MGF, Master Grumble Framer
Jan 5, 2002
annapolis, md., usa
I have a couple of "blue" prints that aren't the same as most blueprints I've seen. These are detail drawings of the Lightning sailboat (great little boat!). The customer who brought them in said her father was the designer, but these are not original drawings. The paper is dark blue, each sheet about 26 x 36. She wants them dry mounted.

Most blueprints and construction drawings I've worked with are on paper about the same weight (very thin) but pretty light in color. Any idea how these will react to heat? Of course, I'll do a little heat test. Conservation is not an issue here and mounting with my heat press using tissue or speedmount is what we are considering.
I haven't mounted a blueprint in years, so I don't remember EXACTLY how well they took the heat, though as I seem to recall, they weathered the heat press pretty well. To be sure, someone more experienced than I might pipe in on this. However, I do recall vividly that the biggest problem with the blueprint paper was that it did not like to stay stuck. In very short order, bubbles would form under the paper after they were framed. I think there's something in the paper, like maybe some sort of oil (?) that makes it resistant to the adhesive.

Perfect Mount foam core might be an alternative, but again, you may have the same issues with adhesion.
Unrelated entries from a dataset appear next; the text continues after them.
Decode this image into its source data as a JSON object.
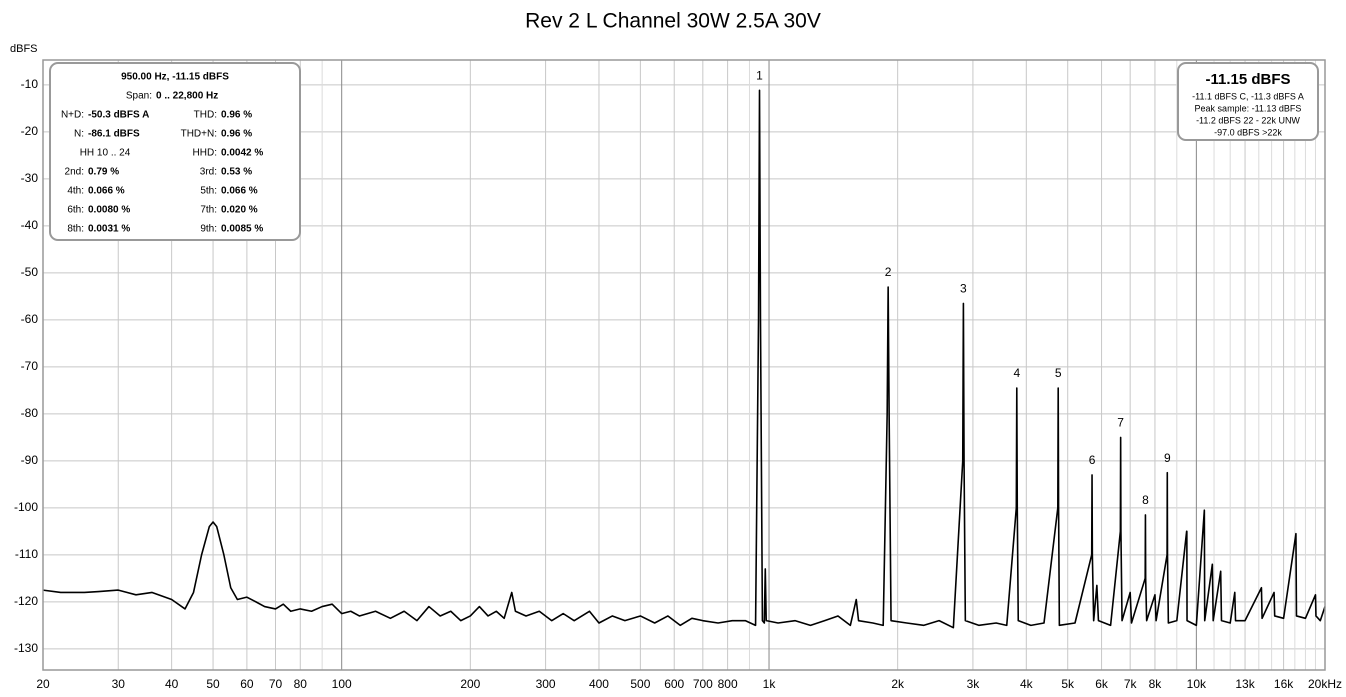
{
  "chart_data": {
    "type": "line",
    "title": "Rev 2 L Channel 30W 2.5A 30V",
    "y_label": "dBFS",
    "log_x": true,
    "grid": true,
    "color": "#000000",
    "xlim": [
      20,
      20000
    ],
    "ylim": [
      -134.5,
      -4.7
    ],
    "xticks": [
      20,
      30,
      40,
      50,
      60,
      70,
      80,
      100,
      200,
      300,
      400,
      500,
      600,
      700,
      800,
      {
        "value": 1000,
        "label": "1k"
      },
      {
        "value": 2000,
        "label": "2k"
      },
      {
        "value": 3000,
        "label": "3k"
      },
      {
        "value": 4000,
        "label": "4k"
      },
      {
        "value": 5000,
        "label": "5k"
      },
      {
        "value": 6000,
        "label": "6k"
      },
      {
        "value": 7000,
        "label": "7k"
      },
      {
        "value": 8000,
        "label": "8k"
      },
      {
        "value": 10000,
        "label": "10k"
      },
      {
        "value": 13000,
        "label": "13k"
      },
      {
        "value": 16000,
        "label": "16k"
      },
      {
        "value": 20000,
        "label": "20kHz"
      }
    ],
    "xminor": [
      90,
      900,
      9000,
      11000,
      12000,
      14000,
      15000,
      17000,
      18000,
      19000
    ],
    "yticks": [
      -10,
      -20,
      -30,
      -40,
      -50,
      -60,
      -70,
      -80,
      -90,
      -100,
      -110,
      -120,
      -130
    ],
    "x": [
      20,
      22,
      25,
      27,
      30,
      33,
      36,
      40,
      43,
      45,
      47,
      49,
      50,
      51,
      53,
      55,
      57,
      60,
      63,
      66,
      70,
      73,
      76,
      80,
      85,
      90,
      95,
      100,
      105,
      110,
      120,
      130,
      140,
      150,
      160,
      170,
      180,
      190,
      200,
      210,
      220,
      230,
      240,
      250,
      255,
      270,
      290,
      310,
      330,
      350,
      380,
      400,
      430,
      460,
      500,
      540,
      580,
      620,
      660,
      700,
      760,
      820,
      880,
      930,
      945,
      950,
      955,
      965,
      975,
      980,
      985,
      1050,
      1150,
      1250,
      1350,
      1450,
      1550,
      1600,
      1620,
      1750,
      1850,
      1890,
      1900,
      1910,
      1930,
      2100,
      2300,
      2500,
      2700,
      2840,
      2850,
      2860,
      2880,
      3100,
      3400,
      3600,
      3790,
      3800,
      3810,
      3830,
      4100,
      4400,
      4740,
      4750,
      4760,
      4780,
      5200,
      5690,
      5700,
      5710,
      5750,
      5850,
      5900,
      6300,
      6640,
      6650,
      6660,
      6700,
      7000,
      7050,
      7590,
      7600,
      7610,
      7650,
      8000,
      8050,
      8540,
      8550,
      8560,
      8600,
      9000,
      9490,
      9500,
      9510,
      10000,
      10440,
      10460,
      10900,
      10950,
      11400,
      11450,
      12000,
      12300,
      12350,
      13000,
      14200,
      14250,
      15200,
      15250,
      16000,
      17100,
      17150,
      18000,
      19000,
      19050,
      19500,
      20000
    ],
    "values": [
      -117.5,
      -118,
      -118,
      -117.8,
      -117.5,
      -118.5,
      -118,
      -119.5,
      -121.5,
      -118,
      -110,
      -104,
      -103,
      -104,
      -110,
      -117,
      -119.5,
      -119,
      -120,
      -121,
      -121.5,
      -120.5,
      -122,
      -121.5,
      -122,
      -121,
      -120.5,
      -122.5,
      -122,
      -123,
      -122,
      -123.5,
      -122,
      -124,
      -121,
      -123,
      -122,
      -124,
      -123,
      -121,
      -123,
      -122,
      -123.5,
      -118,
      -122,
      -123,
      -122,
      -124,
      -122.5,
      -124,
      -122,
      -124.5,
      -123,
      -124,
      -123,
      -124.5,
      -123,
      -125,
      -123.5,
      -124,
      -124.5,
      -124,
      -124,
      -125,
      -60,
      -11.15,
      -60,
      -124,
      -124.5,
      -113,
      -124,
      -124.5,
      -124,
      -125,
      -124,
      -123,
      -125,
      -119.5,
      -124,
      -124.5,
      -125,
      -80,
      -53,
      -80,
      -124,
      -124.5,
      -125,
      -124,
      -125.5,
      -90,
      -56.5,
      -90,
      -124,
      -125,
      -124.5,
      -125,
      -100,
      -74.5,
      -100,
      -124,
      -125,
      -124.5,
      -100,
      -74.5,
      -100,
      -125,
      -124.5,
      -110,
      -93,
      -110,
      -124,
      -116.5,
      -124,
      -125,
      -105,
      -85,
      -105,
      -124,
      -118,
      -124.5,
      -115,
      -101.5,
      -115,
      -124,
      -118.5,
      -124,
      -110,
      -92.5,
      -110,
      -124.5,
      -124,
      -105,
      -105,
      -124,
      -125,
      -100.5,
      -124,
      -112,
      -124,
      -113.5,
      -124,
      -124.5,
      -118,
      -124,
      -124,
      -117,
      -123.5,
      -118,
      -123,
      -123.5,
      -105.5,
      -123,
      -123.5,
      -118.5,
      -123,
      -124,
      -121
    ],
    "harmonics": [
      {
        "label": "1",
        "x": 950,
        "y": -11.15
      },
      {
        "label": "2",
        "x": 1900,
        "y": -53
      },
      {
        "label": "3",
        "x": 2850,
        "y": -56.5
      },
      {
        "label": "4",
        "x": 3800,
        "y": -74.5
      },
      {
        "label": "5",
        "x": 4750,
        "y": -74.5
      },
      {
        "label": "6",
        "x": 5700,
        "y": -93
      },
      {
        "label": "7",
        "x": 6650,
        "y": -85
      },
      {
        "label": "8",
        "x": 7600,
        "y": -101.5
      },
      {
        "label": "9",
        "x": 8550,
        "y": -92.5
      }
    ],
    "info_box": {
      "heading": "950.00 Hz, -11.15 dBFS",
      "span_label": "Span:",
      "span_value": "0 .. 22,800 Hz",
      "rows": [
        [
          {
            "label": "N+D:",
            "value": "-50.3 dBFS A"
          },
          {
            "label": "THD:",
            "value": "0.96 %"
          }
        ],
        [
          {
            "label": "N:",
            "value": "-86.1 dBFS"
          },
          {
            "label": "THD+N:",
            "value": "0.96 %"
          }
        ],
        [
          {
            "label": "HH 10 .. 24"
          },
          {
            "label": "HHD:",
            "value": "0.0042 %"
          }
        ],
        [
          {
            "label": "2nd:",
            "value": "0.79 %"
          },
          {
            "label": "3rd:",
            "value": "0.53 %"
          }
        ],
        [
          {
            "label": "4th:",
            "value": "0.066 %"
          },
          {
            "label": "5th:",
            "value": "0.066 %"
          }
        ],
        [
          {
            "label": "6th:",
            "value": "0.0080 %"
          },
          {
            "label": "7th:",
            "value": "0.020 %"
          }
        ],
        [
          {
            "label": "8th:",
            "value": "0.0031 %"
          },
          {
            "label": "9th:",
            "value": "0.0085 %"
          }
        ]
      ]
    },
    "level_box": {
      "heading": "-11.15 dBFS",
      "lines": [
        "-11.1 dBFS C, -11.3 dBFS A",
        "Peak sample: -11.13 dBFS",
        "-11.2 dBFS 22 - 22k UNW",
        "-97.0 dBFS >22k"
      ]
    }
  }
}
Good luck.

[ 02-12-2004, 11:38 AM: Message edited by: AndyPan, CPF ]
I accidently heat mounted a blue print years ago and the whole thing turned bright blue......proceed with caution....
I believe that the developing process for true "blueprints" is heat activated, so dry mounting should be avoided. I think it is a form of cyanotype.
On the other hand, these may be decorative prints done as an offset lithograph to look like a blueprint. I remember seeing something like this in the early 70's and they were poster quality.
Let the edge of the print hang off the edge of a table about 1/8" and touch a hot tacking iron (with the sole turned to vertical) to the edge to check for heat reaction.
Thanks all. I thought I read something about the color change associated with heat. A bit foggy to me (which means I could have read it yesterday), so I appreciate the confirmation. Interesting read Rebecca. I'll do a test but sounds like I might use Printmout to avoid heat and the adhesion problem Andrew experienced.

Older blueprints will change color with heat and are extraordinarly sensive to light, too.

I speak from sad experience.
So far this evening, we've had a 'dirty' picture that turned out to be soiled and a 'blue' print that is actually a blueprint.

I'm so disappointed.

I have a 1916 blue print of the property we own which I dry mounted in our heat press with fussion 4000 10 years ago. Seems to be just fine, however it was not that of a customer.
I would cold mount that blue print. I used to operate a real blue print machine around 1993 (they were being used less and less then) and they required heat to produce them.

In addition, I believe I read somewhere that you should only use unbuffered photorag for real blue prints... I believe they may be alkaline sensitive.